Ocular Sarcoidosis – A Comprehensive View and Newfound Hope
Ocular sarcoidosis is a manifestation of sarcoidosis, which is an inflammation of the body tissues that affects lungs, lymph nodes and other organs. Ocular sarcoidosis develops in around 30% of the sarcoidosis patients, although in Japan the percentage is much higher. This inflammation can be chronic, and if left untreated it leads to a permanent impairment of the visual system and even to a complete vision loss.
Sarcoidosis granulomas formed in the eyes, are not unlike granulomas that form in the rest of the areas affected by sarcoidosis. They form when the immune system tries to wall off an infection or a foreign substance, and they appear as solitary, yellow nodules.
Ocular sarcoidosis manifests mainly as uveitis (swelling and irritation of the middle layer of the eye called uvea) but it can also affect other parts of eyes. Anterior or posterior granulomatous uveitis is most common, and may be accompanied by conjunctival and scleral lesions.
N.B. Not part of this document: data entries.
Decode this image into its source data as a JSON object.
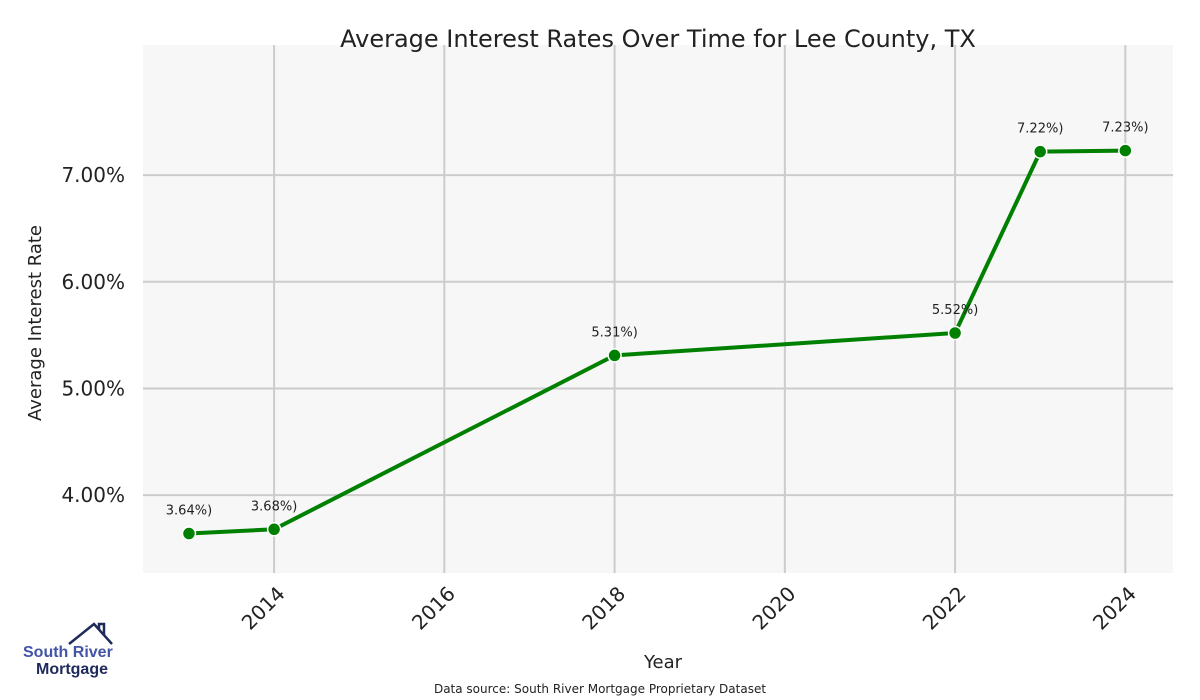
{
  "chart_data": {
    "type": "line",
    "title": "Average Interest Rates Over Time for Lee County, TX",
    "xlabel": "Year",
    "ylabel": "Average Interest Rate",
    "x": [
      2013,
      2014,
      2018,
      2022,
      2023,
      2024
    ],
    "values": [
      3.64,
      3.68,
      5.31,
      5.52,
      7.22,
      7.23
    ],
    "data_labels": [
      "3.64%)",
      "3.68%)",
      "5.31%)",
      "5.52%)",
      "7.22%)",
      "7.23%)"
    ],
    "xticks": [
      2014,
      2016,
      2018,
      2020,
      2022,
      2024
    ],
    "yticks": [
      4,
      5,
      6,
      7
    ],
    "ytick_labels": [
      "4.00%",
      "5.00%",
      "6.00%",
      "7.00%"
    ],
    "xlim": [
      2012.46,
      2024.56
    ],
    "ylim": [
      3.27,
      8.22
    ],
    "grid": true,
    "line_color": "#008000",
    "background": "#f7f7f7"
  },
  "footer": {
    "source": "Data source: South River Mortgage Proprietary Dataset"
  },
  "logo": {
    "line1": "South River",
    "line2": "Mortgage"
  }
}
Types of uveitis found in ocular sarcoidosis patients include:
- Anterior uveitis may cause pain and excessive sensitivity to light, but some patients don’t experience any symptoms. Chronic anterior uveitis left untreated may be the cause of glaucoma, band keratopathy (corneal disease) and cataract.
- Intermediate uveitis is another type of uveitis indicative of sarcoidosis. It is characterized by inflammation in the vitreous (thick, transparent substance that fills the center of the eye), pars plana (layer of the uvea), or peripheral retina.
- Posterior uveitis affects the back of the uvea called the choroid. This causes an inflammation called choroiditis, which may spread and affect other areas of the eye.
All types of uveitis may lead to a disease by the name of cystoid macular edema (swelling of the macula, which is a small, highly sensitive central area of the retina).
Ocular sarcoidosis may also manifest as other eye conditions like: optic neuropathy, which is a rare complication of sarcoidosis that leads to vision loss; and orbital disease, which mainly affects lacrimal glands, and may lead to eye entrapment and diplopia. Lacrimal gland disease is a common symptom and may appear before all the other signs of sarcoidosis.
When sarcoidosis is suspected, the patient should receive a detailed examination of the eyes, especially if the eye problems are noted.
Ocular sarcoidosis may be treated in different ways including topical therapy, immunosuppressive therapy and methotrexate (a commonly used steroid-sparing agent). Topical corticosteroids are used if the inflammation is mild, while in more severe cases steroids may be injected, for a rapid improvement. After the use of corticosteroids, reoccurrence of the disease is possible, while immunosuppressive therapy has more long term effects.